As for PCs, Microsoft plans to show off a new Lamborghini laptop from Asus, as well as consumer laptop line, which includes a model that uses flash memory rather than a hard drive for storage.

Bill Gates and Slash
Credit: Corinne Schulze/CNET News.com
Guns N' Roses guitarist Slash plays the part
of Gates' Guitar Hero ringer.

Gates also showed off the role that speech and touch will play in the future. Microsoft has a new concept application for its Surface computer that shows how the product can tie into Windows Live services and other devices.

Gates used the tabletop Surface PC to design a custom snowboard and then send the design to his Windows mobile phone. His design included "Bill!" on the underside.

"I've got something that looks pretty good," Gates said.

Ever the fan of speech recognition technology, Gates demonstrated how mobile search can be improved by combining GPS (Global Positioning System) data with Tellme's speech recognition technology.

Entertainment and Devices unit head Robbie Bach joined Gates on stage to talk Xbox and Zune, among other things. On the Xbox front, Microsoft touted a number of statistics, including the fact that it has sold more than 17.7 million consoles, as well as the fact that the Xbox 360 has generated far more sales of games and accessories than rival consoles. Microsoft also has 10 million subscribers to its Xbox Live service.

Microsoft is also touting sales of two recent game releases. , has sold more than 8.1 million copies since its September launch, while Mass Effect has sold 1.6 million copies in the six weeks since its launch.

Microsoft also noted the company's progress in IPTV--digital television delivered over Internet Protocol as opposed to traditional cable or satellite.

Microsoft now has about 1 million set-top boxes in commercial use with its Mediaroom software, and its partners add two subscribers every minute, according to the company.

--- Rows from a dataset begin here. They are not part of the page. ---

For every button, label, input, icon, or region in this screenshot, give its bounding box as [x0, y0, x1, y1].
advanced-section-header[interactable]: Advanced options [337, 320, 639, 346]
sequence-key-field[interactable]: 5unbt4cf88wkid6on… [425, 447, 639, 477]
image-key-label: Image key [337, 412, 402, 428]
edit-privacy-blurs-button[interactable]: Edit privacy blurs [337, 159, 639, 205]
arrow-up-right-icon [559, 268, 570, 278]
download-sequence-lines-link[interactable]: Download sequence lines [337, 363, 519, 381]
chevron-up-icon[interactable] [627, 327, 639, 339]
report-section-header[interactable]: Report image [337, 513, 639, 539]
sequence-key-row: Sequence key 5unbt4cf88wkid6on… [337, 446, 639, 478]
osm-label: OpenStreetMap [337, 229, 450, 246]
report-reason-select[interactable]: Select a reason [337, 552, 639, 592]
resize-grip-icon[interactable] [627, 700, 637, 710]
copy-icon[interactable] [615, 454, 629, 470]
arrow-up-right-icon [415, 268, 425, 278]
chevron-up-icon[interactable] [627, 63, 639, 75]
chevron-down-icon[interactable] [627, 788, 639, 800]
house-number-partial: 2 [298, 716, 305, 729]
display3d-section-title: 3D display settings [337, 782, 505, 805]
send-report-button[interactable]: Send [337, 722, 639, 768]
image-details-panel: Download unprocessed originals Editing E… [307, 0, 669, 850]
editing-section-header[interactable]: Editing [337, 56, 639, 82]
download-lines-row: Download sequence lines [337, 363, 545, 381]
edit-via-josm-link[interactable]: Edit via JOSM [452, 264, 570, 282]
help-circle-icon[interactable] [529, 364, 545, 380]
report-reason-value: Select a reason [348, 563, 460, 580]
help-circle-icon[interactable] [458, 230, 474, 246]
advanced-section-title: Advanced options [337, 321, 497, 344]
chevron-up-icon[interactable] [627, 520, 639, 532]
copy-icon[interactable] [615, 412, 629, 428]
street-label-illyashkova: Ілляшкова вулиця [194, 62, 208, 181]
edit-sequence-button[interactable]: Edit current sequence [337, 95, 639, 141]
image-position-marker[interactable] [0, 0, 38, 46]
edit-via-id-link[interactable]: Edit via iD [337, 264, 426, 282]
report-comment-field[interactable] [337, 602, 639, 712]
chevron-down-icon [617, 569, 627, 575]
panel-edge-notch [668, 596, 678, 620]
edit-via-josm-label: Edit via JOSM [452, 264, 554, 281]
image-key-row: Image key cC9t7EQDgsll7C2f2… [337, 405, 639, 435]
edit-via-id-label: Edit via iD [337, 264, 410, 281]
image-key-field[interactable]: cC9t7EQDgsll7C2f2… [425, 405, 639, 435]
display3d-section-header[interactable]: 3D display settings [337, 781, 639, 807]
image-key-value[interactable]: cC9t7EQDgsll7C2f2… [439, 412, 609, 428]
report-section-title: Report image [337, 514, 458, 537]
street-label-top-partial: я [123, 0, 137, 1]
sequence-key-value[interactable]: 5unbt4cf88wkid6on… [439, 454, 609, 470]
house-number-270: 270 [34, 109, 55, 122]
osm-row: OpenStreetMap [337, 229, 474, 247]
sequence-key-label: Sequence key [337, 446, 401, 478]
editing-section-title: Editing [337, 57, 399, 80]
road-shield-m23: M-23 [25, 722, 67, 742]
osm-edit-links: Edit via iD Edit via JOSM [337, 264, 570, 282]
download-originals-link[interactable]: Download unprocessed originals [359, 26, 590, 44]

AT&T, the largest U.S. customer, plans to have 1 million users itself by the end of the year.

Video:
Microsoft's chairman discusses the outgoing and incoming digital decades.

Bach showed a number of custom applications designed for its Mediaroom IPTV service, including one developed by TNT for covering live Nascar events.

"I can pick car No. 35, or I can go into the pits and watch car No. 22," Bach said.

Bach said the company is serious about the TV effort.

"It's not a 'hobby' for Microsoft," he said, a jab at the fact that Apple CEO Steve Jobs once called Apple TV a "hobby."

On the Olympics front, Microsoft and NBC are teaming up on a more than 3,000 hours of live and on-demand video of Olympic events. It will be ad-supported, with the two companies divvying up the revenue.

It's not the first time Microsoft and the General Electric division have partnered to cover the Olympics--they also did so for the Winter Games in Salt Lake City in 2002.

Gates said the ability to watch the events you want, either live or on-demand, is why Internet-based TV is so much better than standard fare.

"Events like this in the broadcast format just aren't as satisfying, as great as we'll make the Olympics," Gates said.

Microsoft also announced deals to offer movies from MGM and TV shows from Disney for download via the Xbox 360. The Disney deal will bring to the Xbox more than 500 hours of programming in both standard and high-definition formats, including shows such as Desperate Housewives, Lost, and Grey's Anatomy, plus Disney shows such as Hannah Montana.

On the music front, Microsoft isn't giving exact sales figures for the Zune, but it is noting that there are now 1.5 million active users in Zune Social, the social-networking site that ties into the music service and player.

Microsoft is also committing to offer the Zune in Canada by the spring. The product had originally been expected to expand into other countries sooner, but Microsoft has thus far kept its focus on the U.S. market.

In automotive news, Gates will tout the fact that Ford Motor has sold 30,000 cars equipped with the Sync in-car entertainment system that Microsoft co-developed with the carmaker. Ford expects to sell 1 million Sync-enabled cars by 2009.